American businessman (1930–2019)

Alfred "Al" Zeien ( – ) was an American businessman who chaired the personal care brand Gillette.

He died on 18 February 2019. The Zeien Lecture Series at the Webb Institute is named after him.

==Early life and education==
Zeien was born on 25 February 1930 and grew up New York. His father was an immigrant from Luxembourg and his mother was from France. He studied naval architecture at the Webb Institute, Long Island and later attended Harvard Business School, where he completed his MBA in 1955.

==Career==
Following his graduation, Zeien worked at Sea Beaver, involved in the construction of minesweepers during the Korean War. Later, he joined the General Dynamics Electric Boat yard, where he held various roles, including chief estimator and sales manager.

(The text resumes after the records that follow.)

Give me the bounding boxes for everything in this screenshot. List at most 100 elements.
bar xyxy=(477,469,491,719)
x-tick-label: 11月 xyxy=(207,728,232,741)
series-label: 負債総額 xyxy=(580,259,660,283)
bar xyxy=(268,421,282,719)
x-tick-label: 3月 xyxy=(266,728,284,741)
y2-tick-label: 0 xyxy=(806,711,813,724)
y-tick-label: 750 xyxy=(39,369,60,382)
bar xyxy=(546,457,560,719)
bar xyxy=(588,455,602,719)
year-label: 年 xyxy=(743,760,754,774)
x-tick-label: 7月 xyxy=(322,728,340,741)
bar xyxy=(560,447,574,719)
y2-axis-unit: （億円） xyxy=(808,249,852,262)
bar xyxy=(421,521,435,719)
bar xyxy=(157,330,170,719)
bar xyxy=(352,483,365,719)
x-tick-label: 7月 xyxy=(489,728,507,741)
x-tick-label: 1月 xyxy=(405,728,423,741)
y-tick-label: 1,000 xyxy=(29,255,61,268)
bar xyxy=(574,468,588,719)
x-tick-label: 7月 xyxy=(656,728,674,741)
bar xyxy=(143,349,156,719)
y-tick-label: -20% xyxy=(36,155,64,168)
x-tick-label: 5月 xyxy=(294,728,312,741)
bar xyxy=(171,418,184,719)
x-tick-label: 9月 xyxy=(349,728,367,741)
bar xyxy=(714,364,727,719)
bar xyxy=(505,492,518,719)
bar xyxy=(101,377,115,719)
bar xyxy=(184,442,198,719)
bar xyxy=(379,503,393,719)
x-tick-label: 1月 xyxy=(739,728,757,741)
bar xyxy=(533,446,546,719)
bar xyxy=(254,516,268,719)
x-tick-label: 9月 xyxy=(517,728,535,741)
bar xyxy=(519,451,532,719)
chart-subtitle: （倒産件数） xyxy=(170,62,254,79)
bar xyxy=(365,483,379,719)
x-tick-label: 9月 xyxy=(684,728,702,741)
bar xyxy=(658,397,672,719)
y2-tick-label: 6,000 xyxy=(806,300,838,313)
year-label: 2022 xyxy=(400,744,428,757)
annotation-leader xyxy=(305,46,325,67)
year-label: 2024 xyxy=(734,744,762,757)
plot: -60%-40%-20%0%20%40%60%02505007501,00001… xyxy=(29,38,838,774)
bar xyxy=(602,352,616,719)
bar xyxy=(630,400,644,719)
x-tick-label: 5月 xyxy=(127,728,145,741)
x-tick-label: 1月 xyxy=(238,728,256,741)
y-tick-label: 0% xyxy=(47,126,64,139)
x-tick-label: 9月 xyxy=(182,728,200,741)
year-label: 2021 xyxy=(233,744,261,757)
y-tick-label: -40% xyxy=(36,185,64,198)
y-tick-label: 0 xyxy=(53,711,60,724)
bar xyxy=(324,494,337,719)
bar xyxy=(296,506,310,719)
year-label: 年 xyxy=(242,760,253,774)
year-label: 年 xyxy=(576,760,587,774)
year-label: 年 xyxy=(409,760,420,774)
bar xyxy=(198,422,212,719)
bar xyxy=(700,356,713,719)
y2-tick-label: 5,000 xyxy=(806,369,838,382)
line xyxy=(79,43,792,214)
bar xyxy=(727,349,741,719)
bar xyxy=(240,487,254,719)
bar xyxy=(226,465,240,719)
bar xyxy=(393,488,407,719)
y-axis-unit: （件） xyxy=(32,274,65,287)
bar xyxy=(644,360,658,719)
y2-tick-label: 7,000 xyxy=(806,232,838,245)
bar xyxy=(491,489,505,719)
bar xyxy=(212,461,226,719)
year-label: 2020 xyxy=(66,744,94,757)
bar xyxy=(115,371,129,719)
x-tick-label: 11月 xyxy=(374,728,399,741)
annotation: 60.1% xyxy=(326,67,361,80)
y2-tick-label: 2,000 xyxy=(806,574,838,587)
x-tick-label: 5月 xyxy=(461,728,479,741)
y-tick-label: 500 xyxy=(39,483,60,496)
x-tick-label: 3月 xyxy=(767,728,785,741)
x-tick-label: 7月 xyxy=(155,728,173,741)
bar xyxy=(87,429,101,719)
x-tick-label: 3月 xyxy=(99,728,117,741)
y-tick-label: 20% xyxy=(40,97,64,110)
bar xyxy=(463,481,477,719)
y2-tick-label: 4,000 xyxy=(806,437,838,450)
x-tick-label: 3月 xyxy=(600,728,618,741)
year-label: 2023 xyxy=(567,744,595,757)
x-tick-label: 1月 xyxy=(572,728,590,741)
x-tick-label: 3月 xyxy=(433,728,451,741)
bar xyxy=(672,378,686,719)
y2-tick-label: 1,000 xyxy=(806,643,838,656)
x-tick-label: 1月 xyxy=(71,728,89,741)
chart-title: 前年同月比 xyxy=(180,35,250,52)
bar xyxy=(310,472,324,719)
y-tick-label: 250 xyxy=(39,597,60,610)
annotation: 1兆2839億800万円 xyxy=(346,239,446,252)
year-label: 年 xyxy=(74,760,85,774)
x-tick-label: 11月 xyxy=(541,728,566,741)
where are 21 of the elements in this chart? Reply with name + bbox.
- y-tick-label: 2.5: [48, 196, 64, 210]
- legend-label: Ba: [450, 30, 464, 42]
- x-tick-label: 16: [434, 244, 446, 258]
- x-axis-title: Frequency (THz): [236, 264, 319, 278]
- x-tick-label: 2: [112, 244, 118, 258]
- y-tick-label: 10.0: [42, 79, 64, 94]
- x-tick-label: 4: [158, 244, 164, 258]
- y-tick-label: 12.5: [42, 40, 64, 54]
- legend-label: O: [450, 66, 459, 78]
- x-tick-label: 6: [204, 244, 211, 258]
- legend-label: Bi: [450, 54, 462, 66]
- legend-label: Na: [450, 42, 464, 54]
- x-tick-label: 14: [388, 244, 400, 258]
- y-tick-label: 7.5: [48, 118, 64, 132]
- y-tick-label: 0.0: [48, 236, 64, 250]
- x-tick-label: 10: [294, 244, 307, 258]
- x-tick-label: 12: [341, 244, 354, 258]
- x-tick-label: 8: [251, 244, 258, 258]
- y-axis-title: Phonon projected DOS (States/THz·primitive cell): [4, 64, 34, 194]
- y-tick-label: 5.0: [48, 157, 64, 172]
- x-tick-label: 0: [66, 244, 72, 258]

In 1968, Zeien joined Gillette, initially overseeing the international division following Gillette's acquisition of Braun. His responsibilities at Gillette expanded over the years, leading to his appointment as president and chief operating officer in 1991, and shortly after, chairman and CEO, following the death of Colman Mockler. During his tenure at Gillette, Zeien focused on global expansion and product development, contributing to the company's growth. This period saw the acquisition of brands such as Parker Pen and Duracell, and a significant increase in Gillette's international presence.

During his career, Zeien also served on multiple boards across various industries and institutions. He maintained a connection with the Webb Institute, supporting educational initiatives through the Alfred M. Zeien Lecture Series and the Dr. and Mrs. Alfred M. Zeien '52 Student Scholar Endowment.

==Awards and recognition==
Zeien received recognition for his professional achievements, including an Honorary Doctor of Science degree from Webb Institute in 1997 and the William Selkirk Owen Award in 2013.